Oranienplatz geräumt
Deutschland Mit dem Ende des Kreuzberger Camps hat der Flüchtlingsprotest ein Symbol verloren
Seit Dienstag, den 8. April 2014, ist das Protestcamp der Flüchtlinge auf dem Kreuzberger Oranienplatz Geschichte. Mehrmals in den vergangenen eineinhalb Jahren sah es schon nach Räumung aus. Doch nun räumte nicht die Polizei das Camp, sondern ein Teil der Flüchtlinge selbst - während ein anderer Teil und einige UnterstützerInnen versuchten, dies zu verhindern. Die Bilder dieses Tages sind bitter: Flüchtlinge, die mit Brecheisen auf die Hütten einschlagen, Flüchtlinge, die sich anschreien und aufeinander losgehen, dazwischen überforderte UnterstützerInnen. Als die Auseinandersetzungen eskalierten, griff die Polizei schließlich ein - wie Leute, die vor Ort waren, erzählen, just in dem Moment, als die Abrissaktivitäten stockten.
Am Nachmittag beglückwünschen sich PolitikerInnen von Senat und Bezirk zum »friedlichen« Ende des Camps und der angeblichen Einigung mit den Flüchtlingen. Die grüne Bezirksbürgermeisterin Monika Herrmann verbreitet im Tagesspiegel die Lüge, die »Probleme« hätten erst begonnen als linke AktivistInnen auftauchten, die die Flüchtlinge für ihre politischen Ziele instrumentalisierten. Am Ende des Tages sind etwa hundert Flüchtlinge in einem Hostel in Berlin-Friedrichshain einquartiert, doppelt so viele wie ursprünglich geplant. 40 wurden ins Erstaufnahmelager in Marienfelde gebracht. Zwei Flüchtlinge und ein Unterstützer harren, umstellt von der Polizei, auf einem Baum am Oranienplatz aus, drei Tage später nur noch Napuli Paul Langa, eine derjenigen aus der Verhandlungsdelegation, die gegen die Räumung waren. Sechs weitere unterstützen sie mit einem Hungerstreik auf der anderen Seite des abgesperrten Areals.

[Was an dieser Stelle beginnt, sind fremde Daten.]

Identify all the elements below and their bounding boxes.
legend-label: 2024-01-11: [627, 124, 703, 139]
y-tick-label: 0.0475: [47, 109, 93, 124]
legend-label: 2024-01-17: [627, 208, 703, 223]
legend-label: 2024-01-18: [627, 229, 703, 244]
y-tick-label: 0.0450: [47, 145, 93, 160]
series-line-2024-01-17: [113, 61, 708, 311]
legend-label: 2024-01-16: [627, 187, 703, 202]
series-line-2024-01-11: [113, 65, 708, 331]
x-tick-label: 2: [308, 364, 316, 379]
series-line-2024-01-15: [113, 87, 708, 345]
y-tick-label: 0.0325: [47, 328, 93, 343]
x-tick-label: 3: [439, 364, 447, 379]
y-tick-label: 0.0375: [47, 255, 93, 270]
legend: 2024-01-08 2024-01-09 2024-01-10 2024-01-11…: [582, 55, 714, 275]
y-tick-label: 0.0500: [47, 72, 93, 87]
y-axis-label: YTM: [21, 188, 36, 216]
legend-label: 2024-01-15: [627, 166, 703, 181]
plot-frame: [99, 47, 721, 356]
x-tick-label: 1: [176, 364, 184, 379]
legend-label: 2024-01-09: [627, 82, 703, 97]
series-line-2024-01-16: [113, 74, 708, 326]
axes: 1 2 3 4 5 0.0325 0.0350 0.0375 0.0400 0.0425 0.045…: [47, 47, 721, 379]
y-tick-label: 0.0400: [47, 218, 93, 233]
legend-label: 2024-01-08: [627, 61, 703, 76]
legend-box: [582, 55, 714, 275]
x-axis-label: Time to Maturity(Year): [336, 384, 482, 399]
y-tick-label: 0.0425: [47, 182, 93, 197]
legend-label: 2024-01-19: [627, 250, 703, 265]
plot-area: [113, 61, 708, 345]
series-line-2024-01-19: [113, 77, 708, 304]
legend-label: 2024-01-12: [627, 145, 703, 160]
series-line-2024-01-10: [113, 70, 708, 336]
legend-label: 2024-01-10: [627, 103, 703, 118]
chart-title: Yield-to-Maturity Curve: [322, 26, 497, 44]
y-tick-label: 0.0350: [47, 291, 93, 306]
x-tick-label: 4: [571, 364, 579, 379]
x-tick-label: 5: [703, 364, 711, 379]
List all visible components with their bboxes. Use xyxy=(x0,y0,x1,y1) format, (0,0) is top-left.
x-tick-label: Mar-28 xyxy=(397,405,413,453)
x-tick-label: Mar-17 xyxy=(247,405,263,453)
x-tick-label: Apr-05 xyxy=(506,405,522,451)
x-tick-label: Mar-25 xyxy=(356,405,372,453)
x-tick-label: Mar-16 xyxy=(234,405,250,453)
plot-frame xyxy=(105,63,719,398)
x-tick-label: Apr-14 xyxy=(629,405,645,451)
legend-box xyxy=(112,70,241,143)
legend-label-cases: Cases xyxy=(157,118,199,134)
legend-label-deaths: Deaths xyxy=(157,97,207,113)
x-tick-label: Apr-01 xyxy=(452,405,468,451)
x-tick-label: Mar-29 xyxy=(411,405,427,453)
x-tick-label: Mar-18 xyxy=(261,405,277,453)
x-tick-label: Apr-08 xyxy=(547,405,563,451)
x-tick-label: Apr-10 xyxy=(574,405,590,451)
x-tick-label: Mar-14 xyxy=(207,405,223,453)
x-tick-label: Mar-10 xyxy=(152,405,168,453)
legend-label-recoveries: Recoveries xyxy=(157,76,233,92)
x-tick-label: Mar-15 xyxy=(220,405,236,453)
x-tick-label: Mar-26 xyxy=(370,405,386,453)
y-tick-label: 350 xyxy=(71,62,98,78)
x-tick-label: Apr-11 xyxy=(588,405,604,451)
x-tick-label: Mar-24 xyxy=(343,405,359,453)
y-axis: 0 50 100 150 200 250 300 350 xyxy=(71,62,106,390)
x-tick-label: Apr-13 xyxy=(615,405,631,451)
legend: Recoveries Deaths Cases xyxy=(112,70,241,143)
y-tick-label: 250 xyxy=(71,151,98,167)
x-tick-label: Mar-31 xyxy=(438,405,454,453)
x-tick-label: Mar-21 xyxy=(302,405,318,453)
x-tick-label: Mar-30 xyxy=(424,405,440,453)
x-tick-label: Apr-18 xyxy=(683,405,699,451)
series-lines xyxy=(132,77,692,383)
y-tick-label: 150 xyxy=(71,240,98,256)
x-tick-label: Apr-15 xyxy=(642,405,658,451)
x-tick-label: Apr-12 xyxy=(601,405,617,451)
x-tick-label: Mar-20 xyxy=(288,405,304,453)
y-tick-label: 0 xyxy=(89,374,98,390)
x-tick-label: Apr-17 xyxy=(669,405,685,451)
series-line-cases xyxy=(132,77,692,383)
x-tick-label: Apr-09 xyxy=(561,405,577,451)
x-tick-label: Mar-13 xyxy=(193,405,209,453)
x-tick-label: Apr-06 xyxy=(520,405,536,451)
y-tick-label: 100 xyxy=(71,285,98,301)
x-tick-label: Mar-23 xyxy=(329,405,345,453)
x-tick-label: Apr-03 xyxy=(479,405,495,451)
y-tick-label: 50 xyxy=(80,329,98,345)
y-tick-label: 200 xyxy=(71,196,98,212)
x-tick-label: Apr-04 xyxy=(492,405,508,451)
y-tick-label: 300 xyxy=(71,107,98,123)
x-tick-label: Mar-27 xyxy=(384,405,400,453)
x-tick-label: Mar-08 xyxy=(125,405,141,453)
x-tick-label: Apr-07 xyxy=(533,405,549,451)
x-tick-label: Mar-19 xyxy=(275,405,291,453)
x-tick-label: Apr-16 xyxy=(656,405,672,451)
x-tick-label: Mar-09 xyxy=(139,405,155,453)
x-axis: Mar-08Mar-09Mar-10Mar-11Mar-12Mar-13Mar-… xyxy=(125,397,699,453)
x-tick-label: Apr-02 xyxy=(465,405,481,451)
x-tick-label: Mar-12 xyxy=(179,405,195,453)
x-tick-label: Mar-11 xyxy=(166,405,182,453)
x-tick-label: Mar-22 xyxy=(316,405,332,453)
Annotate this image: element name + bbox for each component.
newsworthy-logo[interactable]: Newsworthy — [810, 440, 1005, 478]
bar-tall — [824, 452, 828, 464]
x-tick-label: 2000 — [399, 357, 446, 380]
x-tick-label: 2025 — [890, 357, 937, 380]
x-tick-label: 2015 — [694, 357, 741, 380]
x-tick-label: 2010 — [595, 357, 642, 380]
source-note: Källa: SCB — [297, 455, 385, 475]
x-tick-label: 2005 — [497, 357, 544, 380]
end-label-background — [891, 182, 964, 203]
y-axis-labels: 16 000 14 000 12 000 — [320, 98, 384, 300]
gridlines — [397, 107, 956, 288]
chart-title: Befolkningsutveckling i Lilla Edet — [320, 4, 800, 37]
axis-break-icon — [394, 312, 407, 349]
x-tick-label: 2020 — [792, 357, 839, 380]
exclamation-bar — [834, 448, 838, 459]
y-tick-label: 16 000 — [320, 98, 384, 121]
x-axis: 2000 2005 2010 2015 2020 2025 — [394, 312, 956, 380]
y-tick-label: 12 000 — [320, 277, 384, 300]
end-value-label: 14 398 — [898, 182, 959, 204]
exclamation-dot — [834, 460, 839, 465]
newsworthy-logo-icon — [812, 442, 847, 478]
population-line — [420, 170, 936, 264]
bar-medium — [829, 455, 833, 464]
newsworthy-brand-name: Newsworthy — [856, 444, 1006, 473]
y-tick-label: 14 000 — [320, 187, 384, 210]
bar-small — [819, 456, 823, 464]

Mit dem Ende des Kreuzberger Camps hat der Flüchtlingsprotest sein bekanntestes Symbol verloren. Um dieses Ende herbeizuführen, hat die Berliner Politik die Spaltung der Flüchtlinge angeheizt und falsche Hoffnungen geweckt.
Dafür machte sie sich die unterschiedliche Lage der Flüchtlinge zunutze: die der »AsylbewerberInnen«, die vor allem gegen Residenzpflicht, Lagerunterbringung und Abschiebungen protestierten, und die der »Lampedusa-Flüchtlinge«, die, in Italien registriert und mit Aufenthaltspapieren ausgestattet, sich zwar frei in Deutschland bewegen können, aber weder Unterkünfte haben noch Sozialleistungen erhalten. In den Verhandlungen ab Januar stellte Integrationssenatorin Dilek Kolat (SPD) Unterkünfte in Aussicht, außerdem »wohlwollende Prüfung« der Asylanträge (was auch immer das heißt). Auch sollten jene, die sich auf die Räumung einließen, Geld erhalten, von 100 Euro pro Woche war die Rede. Vor dem Hintergrund des verstärkten Räumungsdrucks nahmen einige vorwiegend aus der Lampedusa-Gruppe das Angebot an.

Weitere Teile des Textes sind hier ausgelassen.